Production of Zines
Fanzines can be printed and collated in a variety of ways. Factors such as aesthetic, availability of materials, and use of color (or lack thereof), but mainly money, come into play when individuals are choosing which method(s) to produce their fanzines.
Each printing method had their pros and cons. They had varying prices and capabilities. For example, offset could not print in color, you would need to seek out a Ditto machine or hectograph, and for a little more effort in the process a mimeograph could be used. However, offset produced more polished, professional results. The most popular printing technologies used in the 1900s, when fanzines came to be, were mimeographs, spirit duplicators, offset printing, and xerography. These are discussed in further detail on the page entitled "Printing Methods.”
Once the zine has been copied the next task is to bind it. Center stapling worked mainly for smaller zines and booklets, comb and spiral binding for the lengthier works, screw posts and brass fasteners did the job, and tape used usually in conjunction with staples that didn’t particularly stand the test of time. A fun and social aspect to the binding process were collating parties. Individuals in the community would get together and put together copies of a zine in exchange for refreshments and a customary free copy of the fanzine.

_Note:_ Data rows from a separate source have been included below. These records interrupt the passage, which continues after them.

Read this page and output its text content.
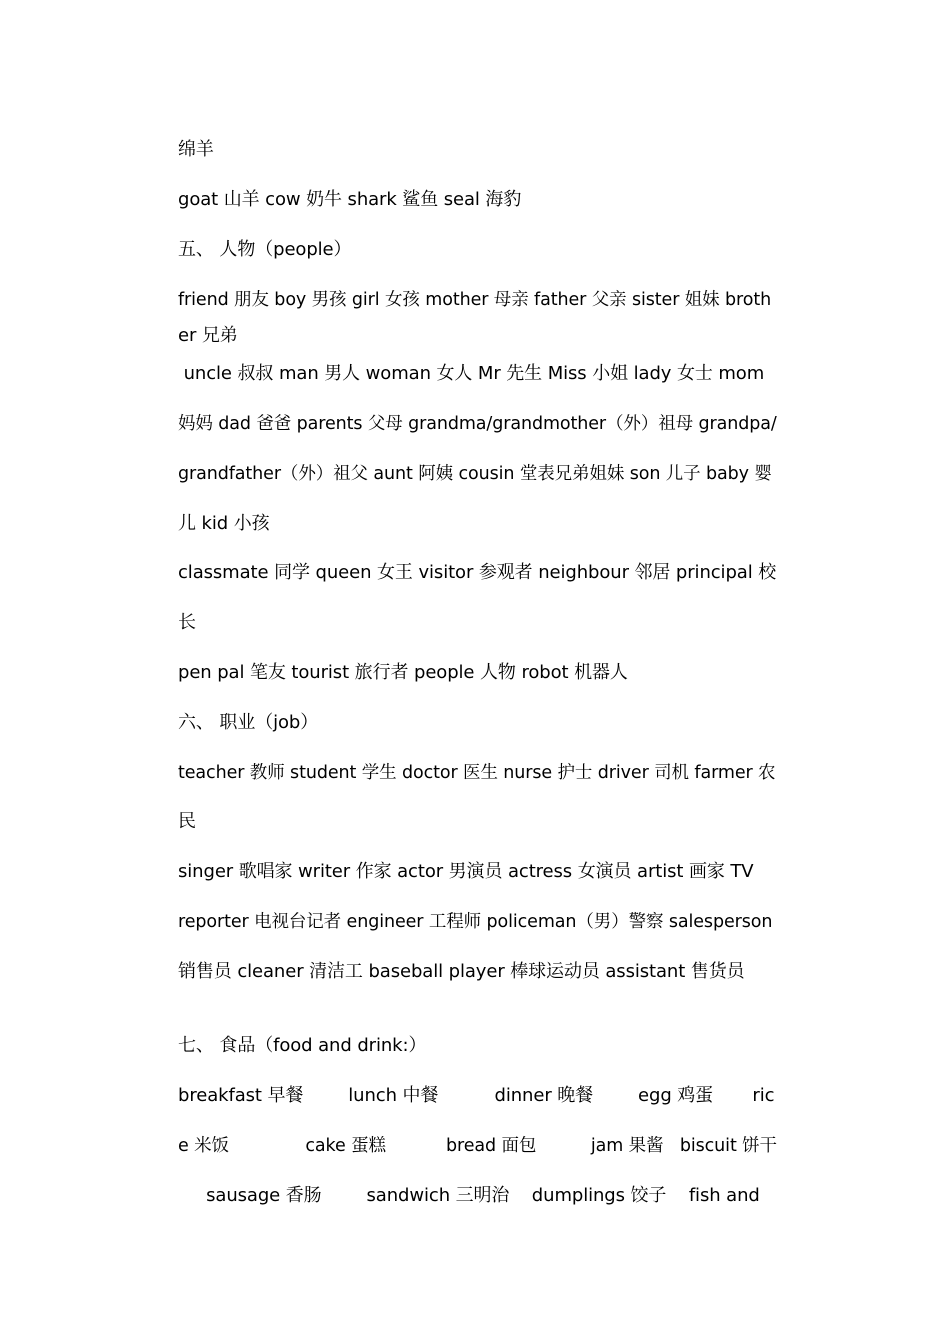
绵羊
goat 山羊 cow 奶牛 shark 鲨鱼 seal 海豹
五、 人物（people）
friend 朋友 boy 男孩 girl 女孩 mother 母亲 father 父亲 sister 姐妹 broth
er 兄弟
uncle 叔叔 man 男人 woman 女人 Mr 先生 Miss 小姐 lady 女士 mom
妈妈 dad 爸爸 parents 父母 grandma/grandmother（外）祖母 grandpa/
grandfather（外）祖父 aunt 阿姨 cousin 堂表兄弟姐妹 son 儿子 baby 婴
儿 kid 小孩
classmate 同学 queen 女王 visitor 参观者 neighbour 邻居 principal 校
长
pen pal 笔友 tourist 旅行者 people 人物 robot 机器人
六、 职业（job）
teacher 教师 student 学生 doctor 医生 nurse 护士 driver 司机 farmer 农
民
singer 歌唱家 writer 作家 actor 男演员 actress 女演员 artist 画家 TV
reporter 电视台记者 engineer 工程师 policeman（男）警察 salesperson
销售员 cleaner 清洁工 baseball player 棒球运动员 assistant 售货员
七、 食品（food and drink:）
breakfast 早餐        lunch 中餐          dinner 晚餐        egg 鸡蛋       ric
e 米饭              cake 蛋糕           bread 面包          jam 果酱   biscuit 饼干
sausage 香肠        sandwich 三明治    dumplings 饺子    fish and
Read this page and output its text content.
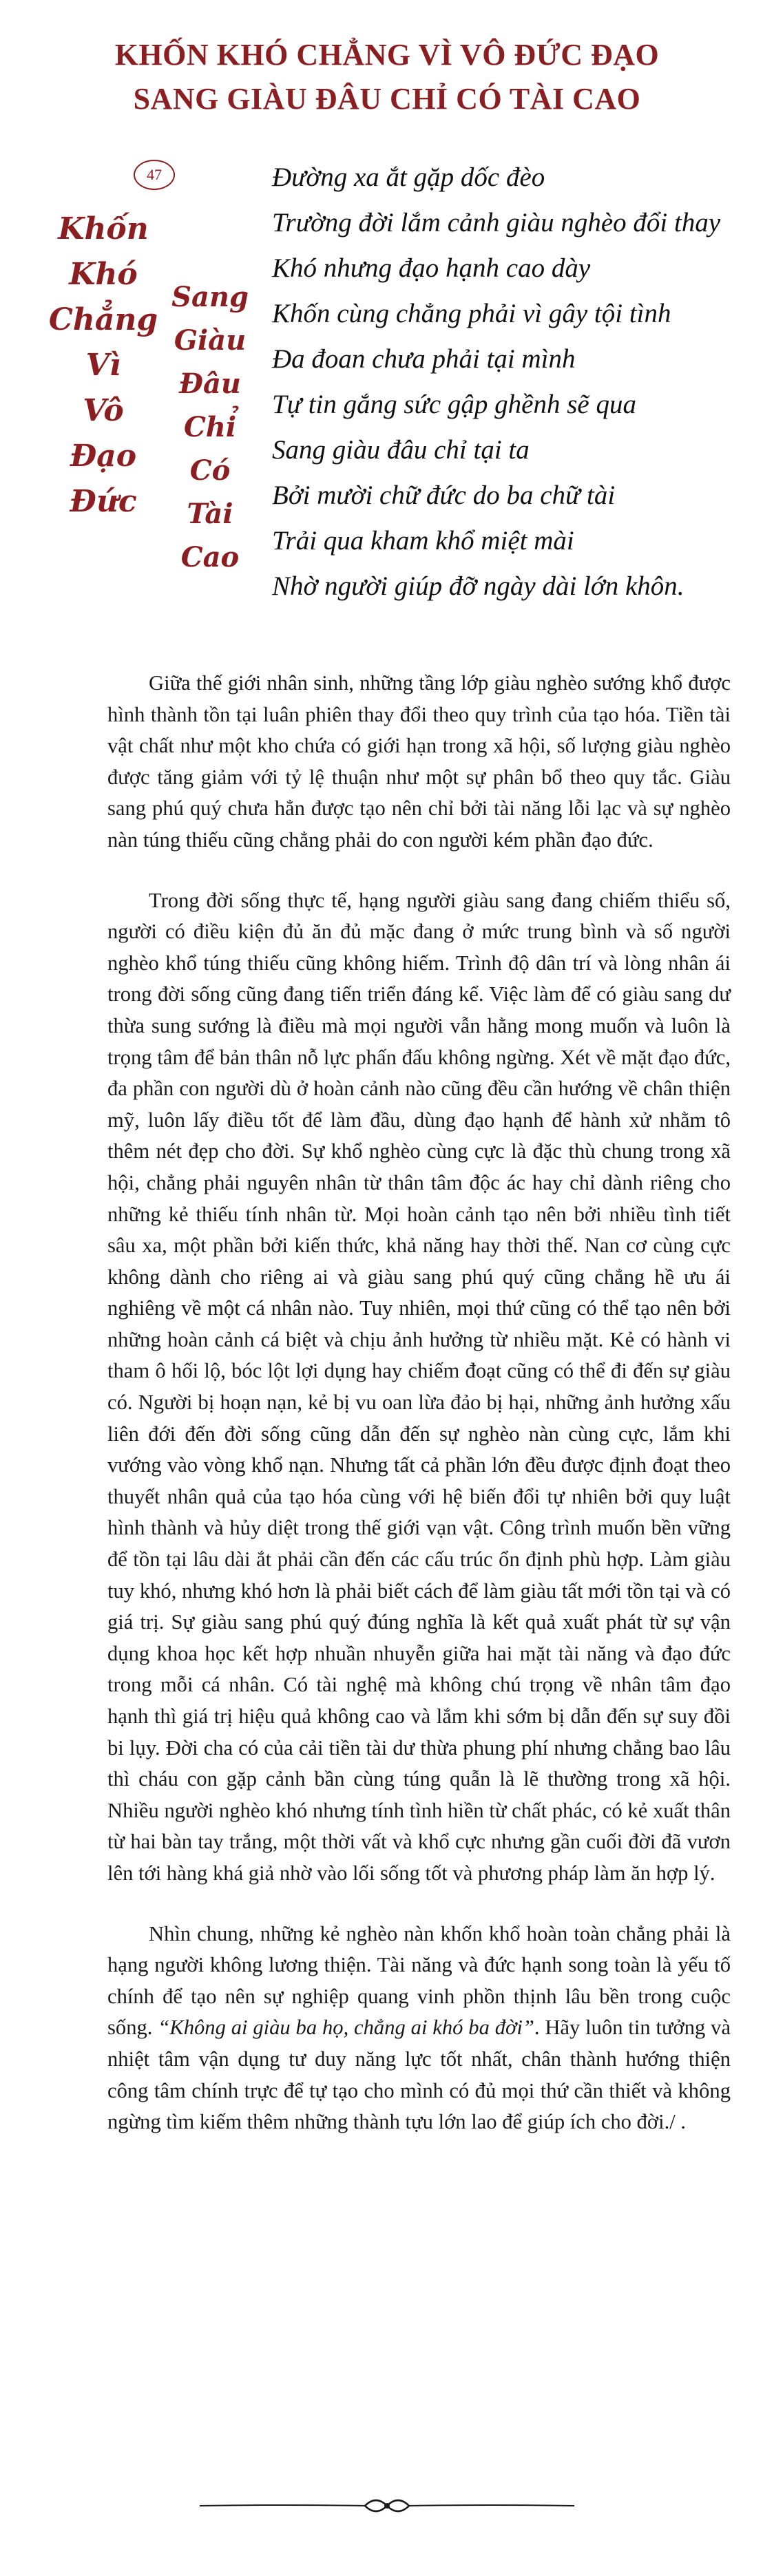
KHỐN KHÓ CHẲNG VÌ VÔ ĐỨC ĐẠO
SANG GIÀU ĐÂU CHỈ CÓ TÀI CAO
47
Khốn
Khó
Chẳng
Vì
Vô
Đạo
Đức
Sang
Giàu
Đâu
Chỉ
Có
Tài
Cao
Đường xa ắt gặp dốc đèo
Trường đời lắm cảnh giàu nghèo đổi thay
Khó nhưng đạo hạnh cao dày
Khốn cùng chẳng phải vì gây tội tình
Đa đoan chưa phải tại mình
Tự tin gắng sức gập ghềnh sẽ qua
Sang giàu đâu chỉ tại ta
Bởi mười chữ đức do ba chữ tài
Trải qua kham khổ miệt mài
Nhờ người giúp đỡ ngày dài lớn khôn.

Giữa thế giới nhân sinh, những tầng lớp giàu nghèo sướng khổ được hình thành tồn tại luân phiên thay đổi theo quy trình của tạo hóa. Tiền tài vật chất như một kho chứa có giới hạn trong xã hội, số lượng giàu nghèo được tăng giảm với tỷ lệ thuận như một sự phân bổ theo quy tắc. Giàu sang phú quý chưa hẳn được tạo nên chỉ bởi tài năng lỗi lạc và sự nghèo nàn túng thiếu cũng chẳng phải do con người kém phần đạo đức.

Trong đời sống thực tế, hạng người giàu sang đang chiếm thiểu số, người có điều kiện đủ ăn đủ mặc đang ở mức trung bình và số người nghèo khổ túng thiếu cũng không hiếm. Trình độ dân trí và lòng nhân ái trong đời sống cũng đang tiến triển đáng kể. Việc làm để có giàu sang dư thừa sung sướng là điều mà mọi người vẫn hằng mong muốn và luôn là trọng tâm để bản thân nỗ lực phấn đấu không ngừng. Xét về mặt đạo đức, đa phần con người dù ở hoàn cảnh nào cũng đều cần hướng về chân thiện mỹ, luôn lấy điều tốt để làm đầu, dùng đạo hạnh để hành xử nhằm tô thêm nét đẹp cho đời. Sự khổ nghèo cùng cực là đặc thù chung trong xã hội, chẳng phải nguyên nhân từ thân tâm độc ác hay chỉ dành riêng cho những kẻ thiếu tính nhân từ. Mọi hoàn cảnh tạo nên bởi nhiều tình tiết sâu xa, một phần bởi kiến thức, khả năng hay thời thế. Nan cơ cùng cực không dành cho riêng ai và giàu sang phú quý cũng chẳng hề ưu ái nghiêng về một cá nhân nào. Tuy nhiên, mọi thứ cũng có thể tạo nên bởi những hoàn cảnh cá biệt và chịu ảnh hưởng từ nhiều mặt. Kẻ có hành vi tham ô hối lộ, bóc lột lợi dụng hay chiếm đoạt cũng có thể đi đến sự giàu có. Người bị hoạn nạn, kẻ bị vu oan lừa đảo bị hại, những ảnh hưởng xấu liên đới đến đời sống cũng dẫn đến sự nghèo nàn cùng cực, lắm khi vướng vào vòng khổ nạn. Nhưng tất cả phần lớn đều được định đoạt theo thuyết nhân quả của tạo hóa cùng với hệ biến đổi tự nhiên bởi quy luật hình thành và hủy diệt trong thế giới vạn vật. Công trình muốn bền vững để tồn tại lâu dài ắt phải cần đến các cấu trúc ổn định phù hợp. Làm giàu tuy khó, nhưng khó hơn là phải biết cách để làm giàu tất mới tồn tại và có giá trị. Sự giàu sang phú quý đúng nghĩa là kết quả xuất phát từ sự vận dụng khoa học kết hợp nhuần nhuyễn giữa hai mặt tài năng và đạo đức trong mỗi cá nhân. Có tài nghệ mà không chú trọng về nhân tâm đạo hạnh thì giá trị hiệu quả không cao và lắm khi sớm bị dẫn đến sự suy đồi bi lụy. Đời cha có của cải tiền tài dư thừa phung phí nhưng chẳng bao lâu thì cháu con gặp cảnh bần cùng túng quẫn là lẽ thường trong xã hội. Nhiều người nghèo khó nhưng tính tình hiền từ chất phác, có kẻ xuất thân từ hai bàn tay trắng, một thời vất và khổ cực nhưng gần cuối đời đã vươn lên tới hàng khá giả nhờ vào lối sống tốt và phương pháp làm ăn hợp lý.

Nhìn chung, những kẻ nghèo nàn khốn khổ hoàn toàn chẳng phải là hạng người không lương thiện. Tài năng và đức hạnh song toàn là yếu tố chính để tạo nên sự nghiệp quang vinh phồn thịnh lâu bền trong cuộc sống. “Không ai giàu ba họ, chẳng ai khó ba đời”. Hãy luôn tin tưởng và nhiệt tâm vận dụng tư duy năng lực tốt nhất, chân thành hướng thiện công tâm chính trực để tự tạo cho mình có đủ mọi thứ cần thiết và không ngừng tìm kiếm thêm những thành tựu lớn lao để giúp ích cho đời./ .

Producing fanzines is a process that can be lengthy and arduous, but rewarding. While people would often be reaching into their own pockets to keep up production, as things didn’t always break even after they sold their copies, passion would keep them going. The process did cause a number of zines to end due to lack of funds, sometimes caused by overproduction, but many persevered to produce the delightful and captivating works that can be enjoyed to this day.